Lauren Danson Purvis’s company, Mizuba, has had a successful 10-year run. Experts advise how she can keep it going while having a baby
Lauren Danson Purvis was fresh out of college in 2012 when she launched Mizuba Tea Co, her business that imports and sells fine matcha tea from Uji, Japan. A lifelong tea nerd, Purvis had befriended a tea farmer on a family trip to the region, which is near Kyoto and is the birthplace of matcha, a stone-milled jade-colored green tea used in Japanese tea ceremonies. A few years later, when the farmer she’d become friends with asked for help selling his tea in the US, Purvis decided to start a business.

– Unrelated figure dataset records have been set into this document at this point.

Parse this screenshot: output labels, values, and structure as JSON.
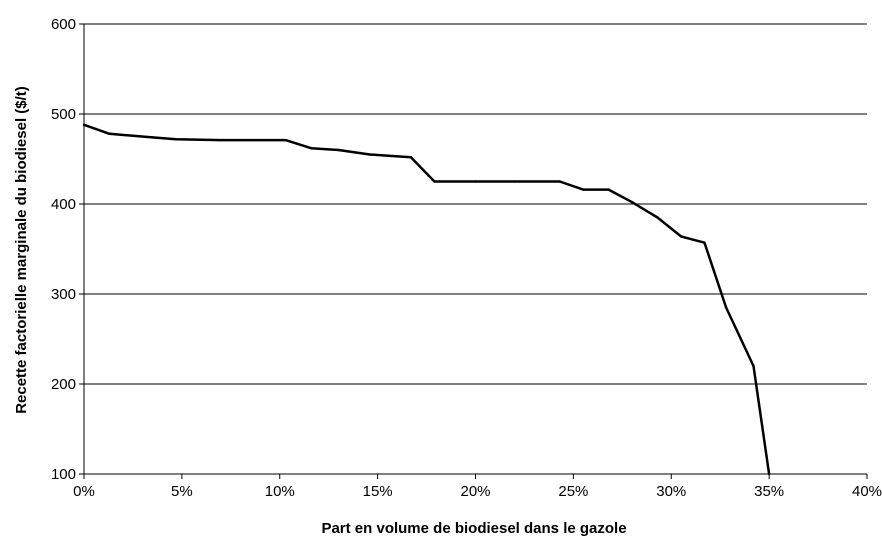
{
  "chart_data": {
    "type": "line",
    "title": "",
    "xlabel": "Part en volume de biodiesel dans le gazole",
    "ylabel": "Recette factorielle marginale du biodiesel ($/t)",
    "xlim": [
      0,
      40
    ],
    "ylim": [
      100,
      600
    ],
    "x_ticks": [
      0,
      5,
      10,
      15,
      20,
      25,
      30,
      35,
      40
    ],
    "x_tick_labels": [
      "0%",
      "5%",
      "10%",
      "15%",
      "20%",
      "25%",
      "30%",
      "35%",
      "40%"
    ],
    "y_ticks": [
      100,
      200,
      300,
      400,
      500,
      600
    ],
    "y_tick_labels": [
      "100",
      "200",
      "300",
      "400",
      "500",
      "600"
    ],
    "grid": "horizontal",
    "legend": "none",
    "series": [
      {
        "color": "#000000",
        "x": [
          0,
          1.3,
          3.5,
          4.7,
          7.0,
          10.3,
          11.6,
          13.0,
          14.6,
          16.7,
          17.9,
          20.0,
          22.0,
          24.3,
          25.5,
          26.8,
          28.0,
          29.3,
          30.5,
          31.7,
          32.8,
          34.2,
          35.0
        ],
        "values": [
          488,
          478,
          474,
          472,
          471,
          471,
          462,
          460,
          455,
          452,
          425,
          425,
          425,
          425,
          416,
          416,
          402,
          385,
          364,
          357,
          285,
          220,
          100
        ]
      }
    ]
  }
}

But she quickly realized how little she knew about business in general, let alone how to import tea, meet Food and Drug Administration regulations, and create sell sheets for retailers. “I never cried so much as I did that first year,” Purvis, 33, says. “The sheer learning curve was extremely overwhelming. I had no idea what this entailed, but I knew I loved matcha enough to want to see it happen.”
Her father, a family doctor who ran a practice in the Santa Barbara area for 30 years, shared advice on hiring and setting up her business, and staked Mizuba with a small loan. Purvis repaid him the first year, and has been profitable ever since. Her mom came onboard – now known as “the matcha mom” in the region around the family home – and handles deliveries, receives shipments and watches inventory. Purvis’s father joined as the CFO, and is in charge of payroll and financial matters. Her husband, Dan, is a graphic designer who started out working on packaging. In 2018 he came onboard full-time as the COO and food safety manager – as well as the company’s janitor.